STOCKS closed sharply lower yesterday, after a surprisingly wide March US trade deficit raised concerns that the economy shrank in the first quarter.
The $51.4bn March deficit was the highest in more than six years, larger than the $45.2bn the government assumed in its snapshot of first-quarter gross domestic product last week, suggesting that the economy had contracted.
“A negative number is scary for the market,” said Alan Gayle, senior investment strategist and director of asset allocation at RidgeWorth Investments.

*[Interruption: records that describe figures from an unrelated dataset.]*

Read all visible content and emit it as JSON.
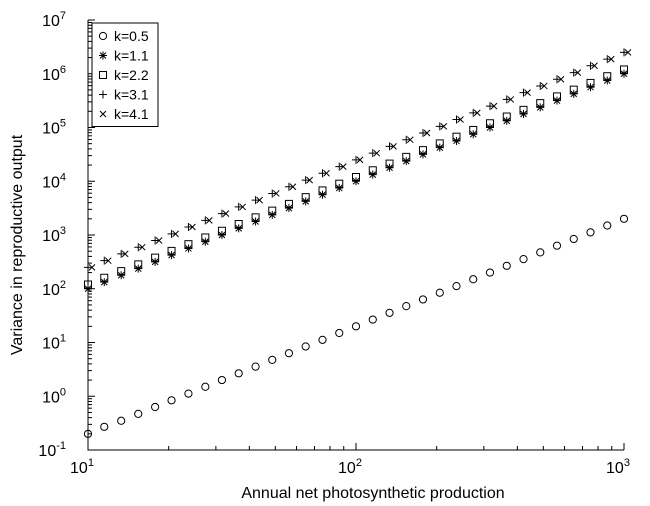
{
  "chart_data": {
    "type": "scatter",
    "title": "",
    "xlabel": "Annual net photosynthetic production",
    "ylabel": "Variance in reproductive output",
    "xscale": "log",
    "yscale": "log",
    "xlim": [
      10,
      1000
    ],
    "ylim": [
      0.1,
      10000000
    ],
    "x_ticks": [
      {
        "value": 10,
        "base": "10",
        "exp": "1"
      },
      {
        "value": 100,
        "base": "10",
        "exp": "2"
      },
      {
        "value": 1000,
        "base": "10",
        "exp": "3"
      }
    ],
    "y_ticks": [
      {
        "value": 0.1,
        "base": "10",
        "exp": "-1"
      },
      {
        "value": 1,
        "base": "10",
        "exp": "0"
      },
      {
        "value": 10,
        "base": "10",
        "exp": "1"
      },
      {
        "value": 100,
        "base": "10",
        "exp": "2"
      },
      {
        "value": 1000,
        "base": "10",
        "exp": "3"
      },
      {
        "value": 10000,
        "base": "10",
        "exp": "4"
      },
      {
        "value": 100000,
        "base": "10",
        "exp": "5"
      },
      {
        "value": 1000000,
        "base": "10",
        "exp": "6"
      },
      {
        "value": 10000000,
        "base": "10",
        "exp": "7"
      }
    ],
    "grid": false,
    "legend_position": "top-left",
    "x": [
      10,
      11.5,
      13.3,
      15.4,
      17.8,
      20.5,
      23.7,
      27.4,
      31.6,
      36.5,
      42.2,
      48.7,
      56.2,
      64.9,
      75,
      86.6,
      100,
      115.5,
      133.4,
      154,
      177.8,
      205.4,
      237.1,
      273.8,
      316.2,
      365.2,
      421.7,
      487,
      562.3,
      649.4,
      749.9,
      866,
      1000
    ],
    "series": [
      {
        "name": "k=0.5",
        "marker": "circle",
        "values": [
          0.2,
          0.27,
          0.35,
          0.47,
          0.63,
          0.84,
          1.12,
          1.5,
          2,
          2.67,
          3.56,
          4.75,
          6.33,
          8.43,
          11.2,
          15,
          20,
          26.7,
          35.6,
          47.5,
          63.3,
          84.3,
          112,
          150,
          200,
          267,
          356,
          475,
          633,
          843,
          1120,
          1500,
          2000
        ]
      },
      {
        "name": "k=1.1",
        "marker": "asterisk",
        "values": [
          100,
          133,
          178,
          237,
          316,
          422,
          562,
          750,
          1000,
          1330,
          1780,
          2370,
          3160,
          4220,
          5620,
          7500,
          10000,
          13300,
          17800,
          23700,
          31600,
          42200,
          56200,
          75000,
          100000,
          133000,
          178000,
          237000,
          316000,
          422000,
          562000,
          750000,
          1000000
        ]
      },
      {
        "name": "k=2.2",
        "marker": "square",
        "values": [
          120,
          160,
          213,
          284,
          379,
          506,
          675,
          900,
          1200,
          1600,
          2130,
          2840,
          3790,
          5060,
          6750,
          9000,
          12000,
          16000,
          21300,
          28400,
          37900,
          50600,
          67500,
          90000,
          120000,
          160000,
          213000,
          284000,
          379000,
          506000,
          675000,
          900000,
          1200000
        ]
      },
      {
        "name": "k=3.1",
        "marker": "plus",
        "values": [
          250,
          333,
          445,
          593,
          791,
          1050,
          1410,
          1870,
          2500,
          3330,
          4450,
          5930,
          7910,
          10500,
          14100,
          18700,
          25000,
          33300,
          44500,
          59300,
          79100,
          105000,
          141000,
          187000,
          250000,
          333000,
          445000,
          593000,
          791000,
          1050000,
          1410000,
          1870000,
          2500000
        ]
      },
      {
        "name": "k=4.1",
        "marker": "cross",
        "values": [
          250,
          333,
          445,
          593,
          791,
          1050,
          1410,
          1870,
          2500,
          3330,
          4450,
          5930,
          7910,
          10500,
          14100,
          18700,
          25000,
          33300,
          44500,
          59300,
          79100,
          105000,
          141000,
          187000,
          250000,
          333000,
          445000,
          593000,
          791000,
          1050000,
          1410000,
          1870000,
          2500000
        ]
      }
    ]
  }
}
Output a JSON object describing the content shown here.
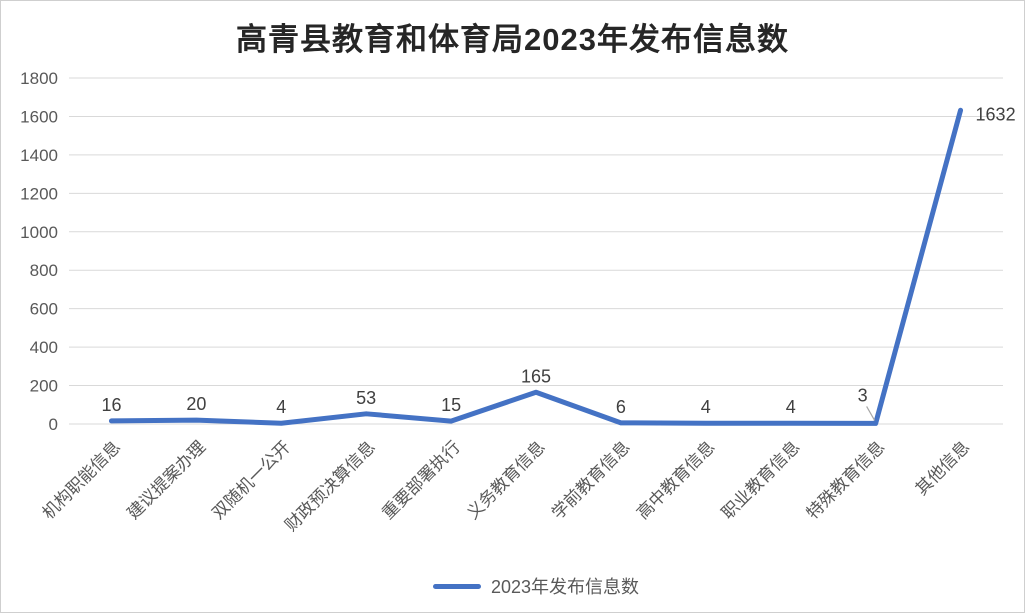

“It was something of a one-two punch between the trade-deficit report and higher interest rates that began overseas,” he said of yesterday’s stock selloff.
All 10 major S&P sectors fell, with the utilities index slumping 2.28 per cent, as investors dumped dividend stocks to take advantage of yields on benchmark 10-year Treasury notes at nearly two-month highs.
The Dow Jones industrial average fell 142.2 points, or 0.79 per cent, to close at 17,927.2. The S&P 500 lost 25.03 points, or 1.18 per cent, to 2,089.46 and the Nasdaq Composite dropped 77.60 points, or 1.55 per cent, to end the session at 4,939.33.
The decline is only the most recent of several volatile sessions. In the two weeks ending last Friday, the S&P 500 moved a daily average of 17.79 points, wider than the 12.43 point range in early March.
About 7.3bn shares changed hands on US exchanges, above the 7.01bn daily average for the last five sessions, according to BATS Global Markets.